Présidentielle au Rwanda: Kagame réagit sur les accusations d’autres candidats

Paul Kagame a tenu une conférence de presse au cours de laquelle il a notamment réagi aux accusations dont font l’objet des autorités locales membres de son parti et des forces de sécurité (photo d'archives).
© AFP PHOTO / FABRICE COFFRINI

A Kigali jeudi 22 juin, le président rwandais Paul Kagame a déposé à la Commission électorale rwandaise son dossier de candidature à la présidentielle du 4 août prochain. Outre l’homme fort du pays depuis la fin du génocide de 1994, quatre autres candidats ont annoncé leur intention de briguer la magistrature suprême : Frank Habineza, le président du Parti démocratique vert, seule formation d’opposition autorisée à opérer dans le pays et trois candidats indépendants. Certains de ces candidats avaient récemment assuré que leurs partisans étaient victimes de harcèlement de la part d’autorités locales. A l’issue de la remise de son dossier de candidature Paul Kagame a estimé que si ces accusations étaient avérées, les responsables devraient répondre de leurs actes.

La mise en scène était pour le moins soignée. Paul Kagame est arrivé ce jeudi à la Commission électorale rwandaise au volant de son 4x4, accompagné de sa fille Ange Kagame. Avant de pénétrer dans l’édifice, le président rwandais vêtu d’une chemise bleue et d’un pantalon brun a rapidement salué la foule de ses partisans invités à assister à cette cérémonie de remise de dossier de candidature à la présidentielle.

Puis le chef d’Etat rwandais a tenu une conférence de presse au cours de laquelle il a notamment réagi aux accusations dont font l’objet des autorités locales membres de son parti et des forces de sécurité.
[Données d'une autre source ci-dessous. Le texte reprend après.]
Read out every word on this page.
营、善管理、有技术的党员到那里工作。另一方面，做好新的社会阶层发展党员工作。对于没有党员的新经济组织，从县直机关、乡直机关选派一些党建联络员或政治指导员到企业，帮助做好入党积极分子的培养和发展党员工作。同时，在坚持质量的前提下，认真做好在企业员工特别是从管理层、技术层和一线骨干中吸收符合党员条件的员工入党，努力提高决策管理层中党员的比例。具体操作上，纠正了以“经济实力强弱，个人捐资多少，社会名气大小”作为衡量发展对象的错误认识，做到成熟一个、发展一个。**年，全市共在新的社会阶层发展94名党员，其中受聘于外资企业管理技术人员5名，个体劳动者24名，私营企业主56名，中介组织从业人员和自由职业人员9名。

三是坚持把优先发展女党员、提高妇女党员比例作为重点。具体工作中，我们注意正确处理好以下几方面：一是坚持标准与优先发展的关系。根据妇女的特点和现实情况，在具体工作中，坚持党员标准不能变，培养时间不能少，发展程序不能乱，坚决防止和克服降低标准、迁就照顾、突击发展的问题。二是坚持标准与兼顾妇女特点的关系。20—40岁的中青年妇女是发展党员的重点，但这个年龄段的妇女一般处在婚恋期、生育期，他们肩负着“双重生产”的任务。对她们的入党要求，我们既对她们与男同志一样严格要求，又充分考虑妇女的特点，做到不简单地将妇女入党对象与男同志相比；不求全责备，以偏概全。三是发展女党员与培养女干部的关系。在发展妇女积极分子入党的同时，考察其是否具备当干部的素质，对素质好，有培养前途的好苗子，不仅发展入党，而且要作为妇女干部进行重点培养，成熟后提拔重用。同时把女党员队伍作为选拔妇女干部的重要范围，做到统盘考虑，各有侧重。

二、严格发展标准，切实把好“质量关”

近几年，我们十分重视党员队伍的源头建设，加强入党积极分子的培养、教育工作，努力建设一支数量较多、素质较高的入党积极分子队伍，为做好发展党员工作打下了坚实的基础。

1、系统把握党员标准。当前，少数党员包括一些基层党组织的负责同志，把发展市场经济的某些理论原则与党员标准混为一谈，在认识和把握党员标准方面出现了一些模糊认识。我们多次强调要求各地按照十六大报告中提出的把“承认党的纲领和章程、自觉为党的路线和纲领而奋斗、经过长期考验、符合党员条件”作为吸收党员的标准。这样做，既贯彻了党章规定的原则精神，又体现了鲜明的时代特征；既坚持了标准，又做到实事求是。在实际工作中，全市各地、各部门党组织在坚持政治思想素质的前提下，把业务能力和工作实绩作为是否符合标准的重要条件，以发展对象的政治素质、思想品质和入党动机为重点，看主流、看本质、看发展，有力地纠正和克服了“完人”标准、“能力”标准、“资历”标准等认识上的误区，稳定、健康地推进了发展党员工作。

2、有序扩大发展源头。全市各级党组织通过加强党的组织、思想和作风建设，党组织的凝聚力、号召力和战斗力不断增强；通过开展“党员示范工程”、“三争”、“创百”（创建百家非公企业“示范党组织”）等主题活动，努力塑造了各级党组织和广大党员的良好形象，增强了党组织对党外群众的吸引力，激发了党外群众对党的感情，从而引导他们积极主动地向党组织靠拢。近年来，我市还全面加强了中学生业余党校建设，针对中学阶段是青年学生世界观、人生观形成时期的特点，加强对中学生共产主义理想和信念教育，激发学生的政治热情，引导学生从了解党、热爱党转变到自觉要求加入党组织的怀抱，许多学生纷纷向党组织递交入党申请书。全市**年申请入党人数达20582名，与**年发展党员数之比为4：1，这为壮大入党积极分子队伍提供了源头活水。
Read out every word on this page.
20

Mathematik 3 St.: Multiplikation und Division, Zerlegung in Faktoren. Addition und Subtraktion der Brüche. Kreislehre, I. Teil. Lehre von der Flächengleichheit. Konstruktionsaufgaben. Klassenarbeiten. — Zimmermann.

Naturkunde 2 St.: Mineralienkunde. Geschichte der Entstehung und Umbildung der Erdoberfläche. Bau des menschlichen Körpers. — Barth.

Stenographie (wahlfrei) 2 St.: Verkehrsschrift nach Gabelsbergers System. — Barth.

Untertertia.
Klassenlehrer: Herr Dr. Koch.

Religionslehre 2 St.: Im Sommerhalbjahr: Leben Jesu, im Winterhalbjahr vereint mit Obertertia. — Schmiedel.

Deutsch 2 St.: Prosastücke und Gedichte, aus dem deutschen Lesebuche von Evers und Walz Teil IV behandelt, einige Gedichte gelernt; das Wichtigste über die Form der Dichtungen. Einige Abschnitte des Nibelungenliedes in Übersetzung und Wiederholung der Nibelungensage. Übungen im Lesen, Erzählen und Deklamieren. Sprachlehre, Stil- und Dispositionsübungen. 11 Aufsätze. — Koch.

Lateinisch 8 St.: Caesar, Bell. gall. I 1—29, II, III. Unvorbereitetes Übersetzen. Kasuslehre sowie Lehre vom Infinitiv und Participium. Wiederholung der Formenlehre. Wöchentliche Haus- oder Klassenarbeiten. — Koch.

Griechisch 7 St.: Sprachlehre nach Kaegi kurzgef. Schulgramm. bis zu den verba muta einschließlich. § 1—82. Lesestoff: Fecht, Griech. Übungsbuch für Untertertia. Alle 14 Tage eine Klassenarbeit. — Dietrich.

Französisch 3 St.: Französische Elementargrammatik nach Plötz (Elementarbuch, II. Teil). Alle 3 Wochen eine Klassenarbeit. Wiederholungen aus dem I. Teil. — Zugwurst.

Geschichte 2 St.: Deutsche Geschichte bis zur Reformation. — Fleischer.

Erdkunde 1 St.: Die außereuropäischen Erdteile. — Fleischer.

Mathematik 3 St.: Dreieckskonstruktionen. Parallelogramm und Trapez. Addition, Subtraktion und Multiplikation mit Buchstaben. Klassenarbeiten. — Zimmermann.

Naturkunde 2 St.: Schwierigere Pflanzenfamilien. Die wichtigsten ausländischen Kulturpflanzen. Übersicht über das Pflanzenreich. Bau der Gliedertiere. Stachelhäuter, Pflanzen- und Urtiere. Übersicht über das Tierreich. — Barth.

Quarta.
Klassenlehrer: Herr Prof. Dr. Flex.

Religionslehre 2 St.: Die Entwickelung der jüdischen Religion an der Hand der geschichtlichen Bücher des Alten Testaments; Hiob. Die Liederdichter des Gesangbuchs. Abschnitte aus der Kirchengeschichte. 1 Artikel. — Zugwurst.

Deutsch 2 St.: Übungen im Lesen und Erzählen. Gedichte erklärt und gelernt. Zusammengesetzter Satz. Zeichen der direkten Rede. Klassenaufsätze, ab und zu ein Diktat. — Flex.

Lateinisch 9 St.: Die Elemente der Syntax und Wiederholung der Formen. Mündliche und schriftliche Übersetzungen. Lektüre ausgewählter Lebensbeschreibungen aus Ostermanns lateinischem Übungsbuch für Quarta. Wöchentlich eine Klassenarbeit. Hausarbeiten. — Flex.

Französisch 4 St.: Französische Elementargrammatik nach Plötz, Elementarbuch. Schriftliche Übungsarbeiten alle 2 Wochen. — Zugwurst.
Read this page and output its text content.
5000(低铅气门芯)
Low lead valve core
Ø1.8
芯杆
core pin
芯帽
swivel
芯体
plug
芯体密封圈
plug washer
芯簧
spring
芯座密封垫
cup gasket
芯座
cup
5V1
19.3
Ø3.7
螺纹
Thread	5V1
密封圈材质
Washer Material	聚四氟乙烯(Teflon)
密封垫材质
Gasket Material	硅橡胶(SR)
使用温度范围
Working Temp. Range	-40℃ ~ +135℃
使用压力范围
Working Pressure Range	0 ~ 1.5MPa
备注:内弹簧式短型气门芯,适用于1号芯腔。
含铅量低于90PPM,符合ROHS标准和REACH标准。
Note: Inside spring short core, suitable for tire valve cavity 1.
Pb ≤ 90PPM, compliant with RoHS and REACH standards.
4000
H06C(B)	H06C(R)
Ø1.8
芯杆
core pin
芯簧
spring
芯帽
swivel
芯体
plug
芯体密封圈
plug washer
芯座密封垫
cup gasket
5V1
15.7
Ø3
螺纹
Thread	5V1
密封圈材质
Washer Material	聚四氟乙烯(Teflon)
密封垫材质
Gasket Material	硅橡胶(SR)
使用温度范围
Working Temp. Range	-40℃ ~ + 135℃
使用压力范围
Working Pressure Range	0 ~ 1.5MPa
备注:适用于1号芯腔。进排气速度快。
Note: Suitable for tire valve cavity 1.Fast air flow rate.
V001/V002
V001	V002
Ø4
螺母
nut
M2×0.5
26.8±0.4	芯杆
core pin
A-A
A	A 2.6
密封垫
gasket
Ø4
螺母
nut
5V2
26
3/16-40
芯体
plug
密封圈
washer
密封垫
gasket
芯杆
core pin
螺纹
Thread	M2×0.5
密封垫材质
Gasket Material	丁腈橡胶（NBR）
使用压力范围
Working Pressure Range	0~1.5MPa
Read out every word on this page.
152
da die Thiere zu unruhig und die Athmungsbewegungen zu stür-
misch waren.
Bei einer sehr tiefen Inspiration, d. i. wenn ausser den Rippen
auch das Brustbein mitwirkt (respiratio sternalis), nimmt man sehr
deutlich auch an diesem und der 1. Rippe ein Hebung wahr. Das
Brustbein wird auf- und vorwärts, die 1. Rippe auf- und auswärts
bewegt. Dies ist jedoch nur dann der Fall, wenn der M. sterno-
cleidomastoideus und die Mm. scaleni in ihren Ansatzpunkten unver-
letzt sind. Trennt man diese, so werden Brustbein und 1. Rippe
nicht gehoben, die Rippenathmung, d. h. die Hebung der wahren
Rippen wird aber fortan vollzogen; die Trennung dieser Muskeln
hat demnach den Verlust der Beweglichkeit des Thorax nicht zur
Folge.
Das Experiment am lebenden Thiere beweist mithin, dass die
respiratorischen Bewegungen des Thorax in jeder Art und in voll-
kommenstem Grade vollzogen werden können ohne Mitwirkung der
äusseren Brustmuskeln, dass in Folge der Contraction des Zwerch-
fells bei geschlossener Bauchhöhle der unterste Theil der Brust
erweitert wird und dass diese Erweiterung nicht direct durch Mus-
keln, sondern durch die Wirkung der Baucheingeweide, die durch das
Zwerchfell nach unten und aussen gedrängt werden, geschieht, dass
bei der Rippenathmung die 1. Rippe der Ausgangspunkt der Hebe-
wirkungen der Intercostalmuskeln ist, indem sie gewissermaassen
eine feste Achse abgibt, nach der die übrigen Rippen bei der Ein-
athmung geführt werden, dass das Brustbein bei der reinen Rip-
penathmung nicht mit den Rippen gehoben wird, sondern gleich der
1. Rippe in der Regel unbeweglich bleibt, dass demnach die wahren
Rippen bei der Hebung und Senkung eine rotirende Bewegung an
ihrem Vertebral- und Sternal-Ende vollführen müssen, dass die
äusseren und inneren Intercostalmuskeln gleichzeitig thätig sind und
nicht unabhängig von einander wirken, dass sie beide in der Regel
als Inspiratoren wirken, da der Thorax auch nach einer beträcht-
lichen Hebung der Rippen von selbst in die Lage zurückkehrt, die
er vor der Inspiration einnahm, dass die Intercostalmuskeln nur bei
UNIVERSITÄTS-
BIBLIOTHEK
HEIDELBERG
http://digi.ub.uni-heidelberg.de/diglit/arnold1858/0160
Deux candidats indépendants Philippe Mpayimana et Diane Rwigara ont en effet récemment dénoncé des pressions à l’encontre de leurs soutiens, voire pour la seconde, des détentions illégales.

Et ce jeudi, le président rwandais a souhaité se montrer ferme : « Si un quelconque aspirant-candidat à la présidentielle a rencontré ces obstacles injustes, que ce soit des partisans arrêtés, harcelés ou privés de leurs droits, ce n’est absolument pas normal. Et si les noms des auteurs de ces actes venaient à être connus, il devraient rendre des comptes ».

La Commission électorale doit annoncer le 7 juillet prochain la liste définitive des candidats à la présidentielle.